La Lorraine en attente des résultats des élections municipales

Plus de 1,7 million d'électeurs lorrains sont attendus ce dimanche pour le premier tour du scrutin municipal. Mais l'épidémie de coronavirus pourrait bien bouleverser la donne à l'heure de choisir les prochains maires.

(LW) - Quel mal va le plus peser, ce dimanche 15 mars, sur les électeurs lorrains : la facilité de l'absentéisme ou la peur du coronavirus? Toujours est-il que, pour ce premier tour des municipales, les isoloirs ne verront peut-être pas défiler autant de monde que lors du précédent scrutin d'il y a six ans. Même si les Français restent en général fortement mobilisés quand vient l'heure de désigner leur maire et les élus locaux, cette fois l'incertitude règne sur la participation.

Certaines communes ont pris les devants, en annonçant pour attirer l'électeur lui mettre à disposition les lingettes hygiéniques et le stylo personnel pour remplir son devoir de citoyen en toute tranquillité.

Il est certain que l'intrusion de l'épidémie de covid-19 depuis le début de l'année aura pénalisé les candidats en campagne. Réunions publiques désertées ou annulées, poignées de mains difficiles à distribuer sur les marchés, discussions avec les citoyens passant de la rue aux réseaux sociaux : il aura fallu s'adapter. Et tant pis pour les «petits candidats» qui auront eu plus de mal que de coutume à se faire un nom.

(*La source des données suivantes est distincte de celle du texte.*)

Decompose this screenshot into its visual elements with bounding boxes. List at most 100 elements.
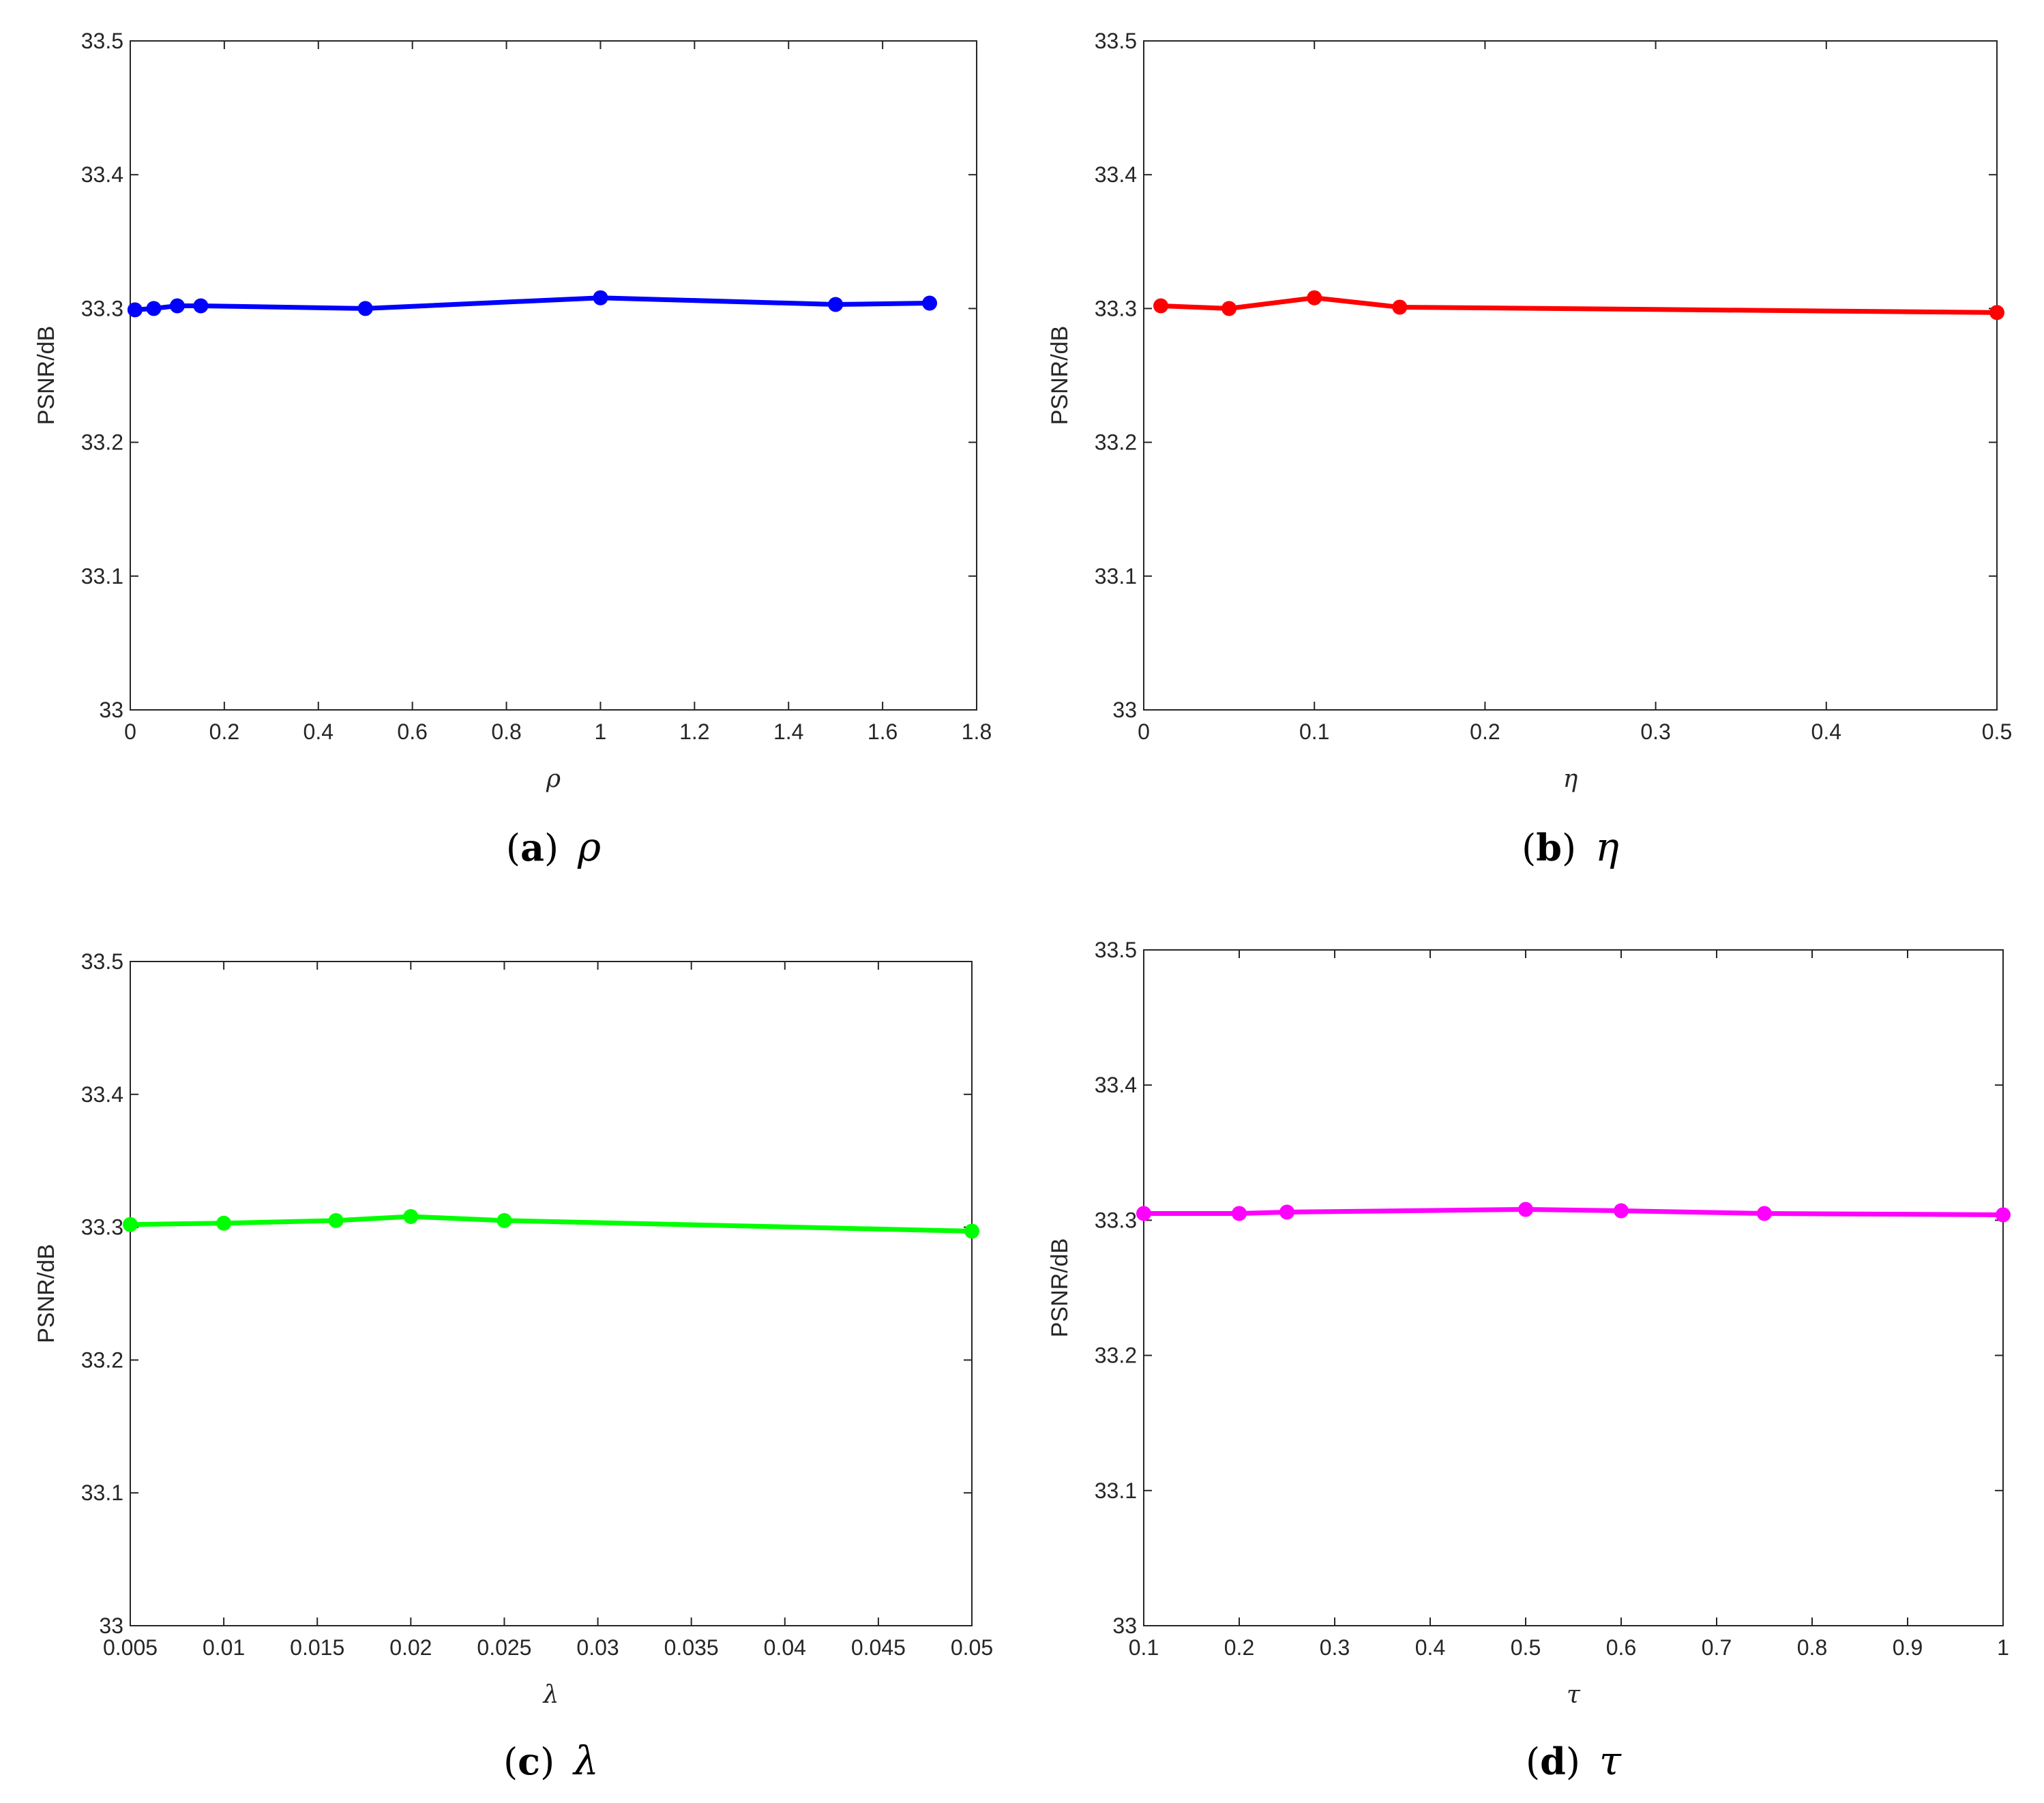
y-axis-label: PSNR/dB [1047,1238,1073,1338]
y-tick-label: 33.5 [81,29,123,53]
x-tick-label: 0.05 [951,1635,993,1660]
y-tick-label: 33 [99,1613,123,1638]
y-tick-label: 33.2 [1095,430,1137,455]
x-tick-label: 0.04 [764,1635,806,1660]
x-tick-label: 0.03 [576,1635,619,1660]
y-tick-label: 33.1 [81,1480,123,1505]
y-tick-label: 33.4 [1095,1073,1137,1097]
y-tick-label: 33.4 [81,162,123,187]
data-point [328,1212,344,1228]
x-tick-label: 1.2 [679,719,709,744]
x-tick-label: 0.4 [1811,719,1841,744]
data-point [1614,1203,1629,1219]
x-tick-label: 0.2 [1470,719,1500,744]
chart-panel-d: 33 33.1 33.2 33.3 33.4 33.5 0.1 0.2 0.3 0.4 0.5 0.6… [1047,938,2011,1784]
x-tick-label: 0 [1138,719,1150,744]
x-tick-label: 0.2 [1224,1635,1254,1660]
chart-panel-a: 33 33.1 33.2 33.3 33.4 33.5 0 0.2 0.4 0.6 0.8 1 1.2 1… [33,29,992,870]
data-point [1279,1204,1294,1220]
data-point [1518,1202,1533,1217]
data-point [193,298,209,314]
chart-panel-b: 33 33.1 33.2 33.3 33.4 33.5 0 0.1 0.2 0.3 0.4 0.5 PS… [1047,29,2012,870]
y-tick-label: 33.3 [1095,1208,1137,1232]
data-point [403,1209,419,1225]
x-tick-label: 0.5 [1982,719,2012,744]
y-tick-label: 33 [1112,698,1137,722]
caption-letter: a [520,826,544,869]
y-tick-label: 33.1 [1095,564,1137,588]
y-tick-label: 33.4 [81,1082,123,1107]
data-point [1232,1206,1247,1221]
data-point [922,295,938,311]
y-tick-label: 33.4 [1095,162,1137,187]
y-axis-label: PSNR/dB [33,1244,59,1343]
y-tick-label: 33 [1112,1613,1137,1638]
x-tick-label: 0 [124,719,136,744]
y-tick-label: 33.3 [81,1215,123,1240]
y-tick-label: 33.1 [1095,1478,1137,1503]
y-tick-label: 33.3 [81,296,123,321]
x-tick-label: 0.6 [1606,1635,1636,1660]
y-tick-label: 33.2 [81,1347,123,1372]
caption-letter: d [1540,1740,1566,1783]
data-point [146,301,162,316]
y-tick-label: 33.2 [81,430,123,455]
y-tick-label: 33.5 [1095,29,1137,53]
caption-symbol: λ [572,1738,599,1784]
y-tick-label: 33.1 [81,564,123,588]
x-tick-label: 1 [1997,1635,2009,1660]
x-tick-label: 1 [595,719,607,744]
caption-letter: b [1536,826,1562,869]
data-point [1221,301,1237,316]
x-tick-label: 0.3 [1320,1635,1350,1660]
data-point [1757,1206,1772,1221]
x-tick-label: 1.8 [962,719,992,744]
data-point [593,290,608,306]
axes-box [1143,40,1998,711]
x-axis-label: η [1563,765,1578,793]
y-tick-label: 33.5 [1095,938,1137,962]
data-point [964,1223,979,1239]
data-point [1996,1207,2011,1223]
axes-box [130,961,973,1626]
x-tick-label: 0.6 [397,719,427,744]
data-point [1307,290,1322,306]
x-tick-label: 0.005 [103,1635,158,1660]
caption-symbol: τ [1599,1738,1622,1784]
x-axis-label: ρ [546,765,561,793]
data-point [123,1217,138,1232]
x-axis-label: λ [542,1681,559,1709]
y-tick-label: 33.5 [81,949,123,974]
series-line [128,1214,975,1234]
x-tick-label: 0.01 [203,1635,245,1660]
x-tick-label: 0.1 [1299,719,1329,744]
x-tick-label: 0.8 [491,719,521,744]
x-tick-label: 0.8 [1797,1635,1827,1660]
subfigure-caption: (a) ρ [506,824,601,870]
x-tick-label: 0.3 [1640,719,1670,744]
caption-symbol: η [1595,824,1619,870]
y-tick-label: 33.3 [1095,296,1137,321]
x-tick-label: 0.7 [1702,1635,1732,1660]
caption-symbol: ρ [577,824,601,870]
y-axis-label: PSNR/dB [33,326,59,426]
y-tick-label: 33 [99,698,123,722]
x-tick-label: 0.035 [664,1635,719,1660]
data-point [828,297,844,312]
data-point [216,1215,232,1231]
data-point [1136,1206,1151,1221]
x-tick-label: 0.2 [209,719,239,744]
y-axis-label: PSNR/dB [1047,326,1073,426]
data-point [497,1212,512,1228]
x-tick-label: 0.4 [1415,1635,1445,1660]
x-axis-label: τ [1567,1681,1581,1709]
data-point [1153,298,1169,314]
x-tick-label: 1.6 [868,719,898,744]
axes-box [130,40,977,711]
data-point [169,298,185,314]
axes-box [1143,949,2004,1626]
chart-panel-c: 33 33.1 33.2 33.3 33.4 33.5 0.005 0.01 0.015 0.02… [33,949,993,1784]
data-point [127,302,143,318]
y-tick-label: 33.2 [1095,1343,1137,1368]
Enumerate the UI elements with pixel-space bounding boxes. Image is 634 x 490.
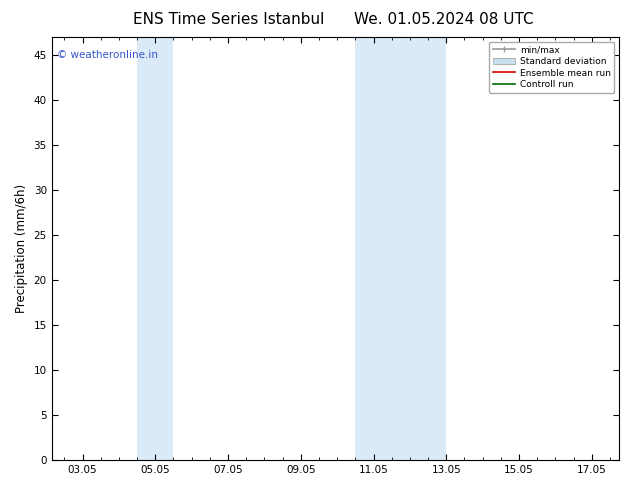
Bar	[137, 37, 174, 460]
Y-axis label: Precipitation (mm/6h): Precipitation (mm/6h)	[15, 184, 28, 313]
Legend: min/max, Standard deviation, Ensemble mean run, Controll run: min/max, Standard deviation, Ensemble me…	[489, 42, 614, 93]
Bar	[355, 37, 446, 460]
Text: We. 01.05.2024 08 UTC: We. 01.05.2024 08 UTC	[354, 12, 534, 27]
Text: © weatheronline.in: © weatheronline.in	[57, 50, 158, 60]
Text: ENS Time Series Istanbul: ENS Time Series Istanbul	[133, 12, 324, 27]
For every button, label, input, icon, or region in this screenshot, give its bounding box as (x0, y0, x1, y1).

A Nancy comme à Metz, par exemple, s'annoncent ainsi des combats de poids lourds. Rien que des figures bien installées dans la politique locale parmi les favoris. Qu'importe donc si les listes se sont multipliées dans la capitale de la Moselle (10) ou dans celle de la Meurthe-et-Moselle (8), les visages connus tiennent le haut de l'affiche.

Du côté de Metz, Dominique Gros termine son mandat sur une pointe d'échec. De plus en plus contesté, il voit se présenter à sa succession non préparée des hommes et des femmes qui auront travaillé à ses côtés ou l'auront combattu en conseil municipal ou dans d'autres instances. Mais à qui reviendra le siège conquis par le socialiste en 2008 ? François Grosdidier (Les Républicains) tient la corde. Vieux briscard de la politique mosellane, sénateur, ex-maire de Woippy: l'homme parait devancer ses concurrents multicolores. A commencer par le pseudi écologiste et opportuniste Xavier Bouvet (EELV), la tricolore Françoise Grolet (Rassemblement national), le rose Thomas Scuderi (PS) ou le candidat du parti du président Macron, Richard Lioger (LREM).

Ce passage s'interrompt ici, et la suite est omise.